5. Use Value Types Instead of Reference Types in Hot Paths

When dealing with performance-critical code, value types (such as int, struct, double) can be more efficient than reference types because they are allocated on the stack and don't incur the overhead of garbage collection.

Example:

Let's say you have a Point class:

public class Point
{
    public int X { get; set; }
    public int Y { get; set; }
}

If you use this class in a loop where performance is crucial, it will generate a lot of allocations on the heap. Instead, you can use a struct:

public struct Point
{
    public int X { get; set; }
    public int Y { get; set; }
}

Why this is better: struct is a value type and will be allocated on the stack, reducing heap allocations and making garbage collection less frequent.

6. Profile and Benchmark Your Code

Before applying optimizations, you should always measure the current performance to identify bottlenecks. Tools like BenchmarkDotNet or dotTrace can help you profile and analyze your code's execution time, memory usage, and more.

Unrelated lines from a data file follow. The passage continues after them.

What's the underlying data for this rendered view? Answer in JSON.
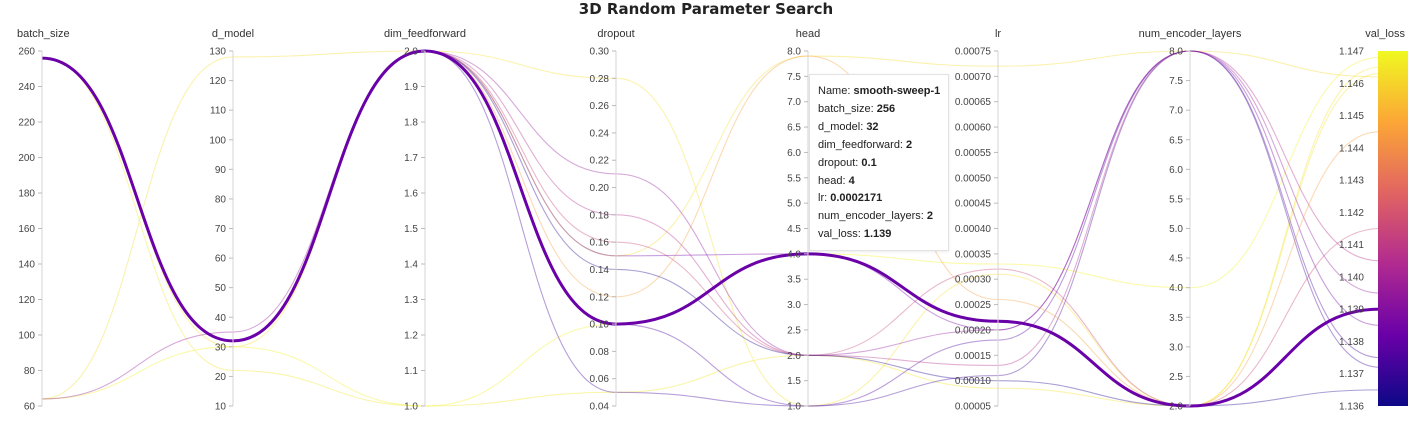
{
  "chart_data": {
    "type": "parallel_coordinates",
    "title": "3D Random Parameter Search",
    "axes": [
      {
        "name": "batch_size",
        "range": [
          60,
          260
        ],
        "ticks": [
          "60",
          "80",
          "100",
          "120",
          "140",
          "160",
          "180",
          "200",
          "220",
          "240",
          "260"
        ],
        "tick_values": [
          60,
          80,
          100,
          120,
          140,
          160,
          180,
          200,
          220,
          240,
          260
        ]
      },
      {
        "name": "d_model",
        "range": [
          10,
          130
        ],
        "ticks": [
          "10",
          "20",
          "30",
          "40",
          "50",
          "60",
          "70",
          "80",
          "90",
          "100",
          "110",
          "120",
          "130"
        ],
        "tick_values": [
          10,
          20,
          30,
          40,
          50,
          60,
          70,
          80,
          90,
          100,
          110,
          120,
          130
        ]
      },
      {
        "name": "dim_feedforward",
        "range": [
          1.0,
          2.0
        ],
        "ticks": [
          "1.0",
          "1.1",
          "1.2",
          "1.3",
          "1.4",
          "1.5",
          "1.6",
          "1.7",
          "1.8",
          "1.9",
          "2.0"
        ],
        "tick_values": [
          1.0,
          1.1,
          1.2,
          1.3,
          1.4,
          1.5,
          1.6,
          1.7,
          1.8,
          1.9,
          2.0
        ]
      },
      {
        "name": "dropout",
        "range": [
          0.04,
          0.3
        ],
        "ticks": [
          "0.04",
          "0.06",
          "0.08",
          "0.10",
          "0.12",
          "0.14",
          "0.16",
          "0.18",
          "0.20",
          "0.22",
          "0.24",
          "0.26",
          "0.28",
          "0.30"
        ],
        "tick_values": [
          0.04,
          0.06,
          0.08,
          0.1,
          0.12,
          0.14,
          0.16,
          0.18,
          0.2,
          0.22,
          0.24,
          0.26,
          0.28,
          0.3
        ]
      },
      {
        "name": "head",
        "range": [
          1.0,
          8.0
        ],
        "ticks": [
          "1.0",
          "1.5",
          "2.0",
          "2.5",
          "3.0",
          "3.5",
          "4.0",
          "4.5",
          "5.0",
          "5.5",
          "6.0",
          "6.5",
          "7.0",
          "7.5",
          "8.0"
        ],
        "tick_values": [
          1.0,
          1.5,
          2.0,
          2.5,
          3.0,
          3.5,
          4.0,
          4.5,
          5.0,
          5.5,
          6.0,
          6.5,
          7.0,
          7.5,
          8.0
        ]
      },
      {
        "name": "lr",
        "range": [
          5e-05,
          0.00075
        ],
        "ticks": [
          "0.00005",
          "0.00010",
          "0.00015",
          "0.00020",
          "0.00025",
          "0.00030",
          "0.00035",
          "0.00040",
          "0.00045",
          "0.00050",
          "0.00055",
          "0.00060",
          "0.00065",
          "0.00070",
          "0.00075"
        ],
        "tick_values": [
          5e-05,
          0.0001,
          0.00015,
          0.0002,
          0.00025,
          0.0003,
          0.00035,
          0.0004,
          0.00045,
          0.0005,
          0.00055,
          0.0006,
          0.00065,
          0.0007,
          0.00075
        ]
      },
      {
        "name": "num_encoder_layers",
        "range": [
          2.0,
          8.0
        ],
        "ticks": [
          "2.0",
          "2.5",
          "3.0",
          "3.5",
          "4.0",
          "4.5",
          "5.0",
          "5.5",
          "6.0",
          "6.5",
          "7.0",
          "7.5",
          "8.0"
        ],
        "tick_values": [
          2.0,
          2.5,
          3.0,
          3.5,
          4.0,
          4.5,
          5.0,
          5.5,
          6.0,
          6.5,
          7.0,
          7.5,
          8.0
        ]
      },
      {
        "name": "val_loss",
        "range": [
          1.136,
          1.147
        ],
        "ticks": [
          "1.136",
          "1.137",
          "1.138",
          "1.139",
          "1.140",
          "1.141",
          "1.142",
          "1.143",
          "1.144",
          "1.145",
          "1.146",
          "1.147"
        ],
        "tick_values": [
          1.136,
          1.137,
          1.138,
          1.139,
          1.14,
          1.141,
          1.142,
          1.143,
          1.144,
          1.145,
          1.146,
          1.147
        ]
      }
    ],
    "colorscale": [
      "#0d0887",
      "#6a00a8",
      "#b12a90",
      "#e16462",
      "#fca636",
      "#f0f921"
    ],
    "colorbar_range": [
      1.136,
      1.147
    ],
    "runs": [
      {
        "name": "smooth-sweep-1",
        "highlighted": true,
        "values": [
          256,
          32,
          2,
          0.1,
          4,
          0.0002171,
          2,
          1.139
        ]
      },
      {
        "values": [
          256,
          22,
          1,
          0.05,
          2,
          8.5e-05,
          2,
          1.1465
        ]
      },
      {
        "values": [
          256,
          30,
          2,
          0.28,
          1,
          0.00031,
          2,
          1.1463
        ]
      },
      {
        "values": [
          64,
          128,
          2,
          0.15,
          7.9,
          0.00072,
          8,
          1.1462
        ]
      },
      {
        "values": [
          64,
          30,
          1,
          0.1,
          4,
          0.00033,
          4,
          1.1468
        ]
      },
      {
        "values": [
          64,
          35,
          2,
          0.21,
          2,
          0.0002,
          8,
          1.1395
        ]
      },
      {
        "values": [
          256,
          32,
          2,
          0.05,
          1,
          0.00011,
          8,
          1.1372
        ]
      },
      {
        "values": [
          256,
          32,
          2,
          0.16,
          2,
          0.00032,
          2,
          1.1415
        ]
      },
      {
        "values": [
          256,
          32,
          2,
          0.1,
          1,
          0.00018,
          8,
          1.1375
        ]
      },
      {
        "values": [
          256,
          32,
          2,
          0.15,
          4,
          0.0002,
          8,
          1.1385
        ]
      },
      {
        "values": [
          256,
          32,
          2,
          0.18,
          2,
          0.00013,
          8,
          1.1405
        ]
      },
      {
        "values": [
          256,
          32,
          2,
          0.12,
          7.9,
          0.00026,
          2,
          1.1445
        ]
      },
      {
        "values": [
          256,
          32,
          2,
          0.14,
          2,
          0.0001,
          2,
          1.1365
        ]
      }
    ]
  },
  "tooltip": {
    "lines": [
      {
        "label": "Name: ",
        "value": "smooth-sweep-1"
      },
      {
        "label": "batch_size: ",
        "value": "256"
      },
      {
        "label": "d_model: ",
        "value": "32"
      },
      {
        "label": "dim_feedforward: ",
        "value": "2"
      },
      {
        "label": "dropout: ",
        "value": "0.1"
      },
      {
        "label": "head: ",
        "value": "4"
      },
      {
        "label": "lr: ",
        "value": "0.0002171"
      },
      {
        "label": "num_encoder_layers: ",
        "value": "2"
      },
      {
        "label": "val_loss: ",
        "value": "1.139"
      }
    ]
  }
}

Example using BenchmarkDotNet:

[MemoryDiagnoser]
public class StringConcatenationBenchmark
{
    [Benchmark]
    public string StringPlusOperator()
    {
        string result = "";
        for (int i = 0; i < 1000; i++)
        {
            result += i.ToString();
        }
        return result;
    }

    [Benchmark]
    public string StringBuilderMethod()
    {
        var builder = new StringBuilder();
        for (int i = 0; i < 1000; i++)
        {
            builder.Append(i.ToString());
        }
        return builder.ToString();
    }
}

Why this is better: Benchmarking helps you understand where the real bottlenecks are in your application. Often, premature optimizations are unnecessary, and identifying the true performance problems through measurement is more effective.

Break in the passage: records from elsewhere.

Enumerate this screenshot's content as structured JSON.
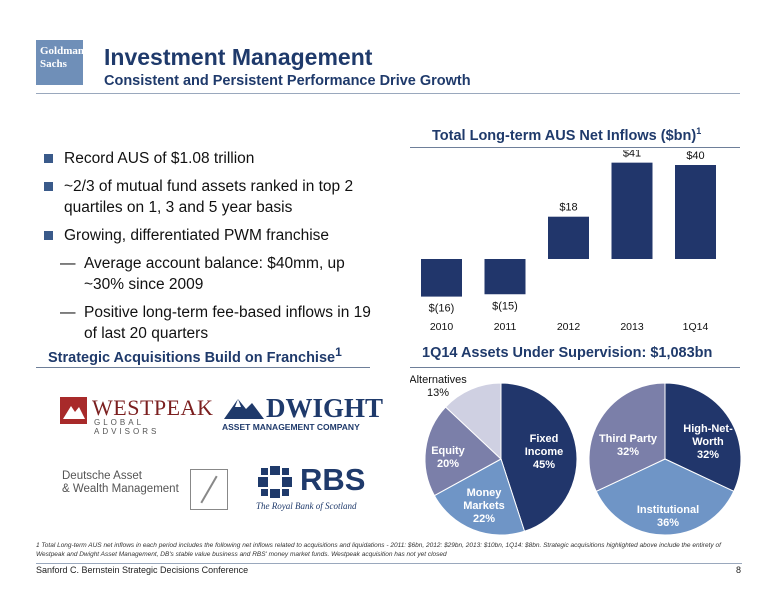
{
  "header": {
    "logo_line1": "Goldman",
    "logo_line2": "Sachs",
    "title": "Investment Management",
    "subtitle": "Consistent and Persistent Performance Drive Growth"
  },
  "bullets": [
    "Record AUS of $1.08 trillion",
    "~2/3 of mutual fund assets ranked in top 2 quartiles on 1, 3 and 5 year basis",
    "Growing, differentiated PWM franchise"
  ],
  "sub_bullets": [
    "Average account balance: $40mm, up ~30% since 2009",
    "Positive long-term fee-based inflows in 19 of last 20 quarters"
  ],
  "dash": "—",
  "acquisitions": {
    "title": "Strategic Acquisitions Build on Franchise",
    "title_sup": "1",
    "westpeak_name": "WESTPEAK",
    "westpeak_sub": "GLOBAL ADVISORS",
    "dwight_name": "DWIGHT",
    "dwight_sub": "ASSET MANAGEMENT COMPANY",
    "deutsche_line1": "Deutsche Asset",
    "deutsche_line2": "& Wealth Management",
    "rbs_name": "RBS",
    "rbs_sub": "The Royal Bank of Scotland"
  },
  "colors": {
    "navy": "#1f3a6b",
    "bar": "#21366b",
    "slate": "#7b7fa9",
    "light_lavender": "#cfd0e2",
    "steel_blue": "#6f95c6"
  },
  "chart_data": [
    {
      "type": "bar",
      "title": "Total Long-term AUS Net Inflows ($bn)",
      "title_sup": "1",
      "categories": [
        "2010",
        "2011",
        "2012",
        "2013",
        "1Q14"
      ],
      "values": [
        -16,
        -15,
        18,
        41,
        40
      ],
      "data_labels": [
        "$(16)",
        "$(15)",
        "$18",
        "$41",
        "$40"
      ],
      "xlabel": "",
      "ylabel": ""
    },
    {
      "type": "pie",
      "title": "1Q14 Assets Under Supervision: $1,083bn",
      "slices": [
        {
          "label": "Fixed Income",
          "value": 45,
          "pct_label": "45%"
        },
        {
          "label": "Money Markets",
          "value": 22,
          "pct_label": "22%"
        },
        {
          "label": "Equity",
          "value": 20,
          "pct_label": "20%"
        },
        {
          "label": "Alternatives",
          "value": 13,
          "pct_label": "13%"
        }
      ]
    },
    {
      "type": "pie",
      "title": "",
      "slices": [
        {
          "label": "High-Net-Worth",
          "value": 32,
          "pct_label": "32%"
        },
        {
          "label": "Institutional",
          "value": 36,
          "pct_label": "36%"
        },
        {
          "label": "Third Party",
          "value": 32,
          "pct_label": "32%"
        }
      ]
    }
  ],
  "footnote": "1 Total Long-term AUS net inflows in each period includes the following net inflows related to acquisitions and liquidations - 2011: $6bn, 2012: $29bn, 2013: $10bn, 1Q14: $8bn. Strategic acquisitions highlighted above include the entirety of Westpeak and Dwight Asset Management, DB's stable value business and RBS' money market funds. Westpeak acquisition has not yet closed",
  "footer": {
    "text": "Sanford C. Bernstein Strategic Decisions Conference",
    "page": "8"
  }
}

7. Parallelize CPU-bound Work

If your application is performing CPU-bound tasks (e.g., image processing, data transformation), you can make use of multiple cores by parallelizing the work.

Example:

Let's say you're processing a large array of data:

foreach (var item in data)
{
    Process(item);
}

Optimized Code with Parallelization:

Parallel.ForEach(data, item =>
{
    Process(item);
});

Why this is better: Parallel.ForEach can distribute the work across multiple threads, making use of the available CPU cores to process the data faster.

Conclusion

Optimizing C# code isn't just about making things run faster — it's about writing efficient, maintainable, and scalable code. The optimizations mentioned in this article, like using asynchronous programming effectively, minimizing memory allocations, leveraging caching, and parallelizing CPU-bound tasks, can lead to significant performance gains in real-world applications.

However, it's important to remember the golden rule of optimization: "Measure before you optimize." Tools like profilers and benchmarking libraries can help you identify where optimizations are truly needed.

By following these practices, you'll ensure that your C# code performs optimally, providing a better user experience and making the most of your application's resources.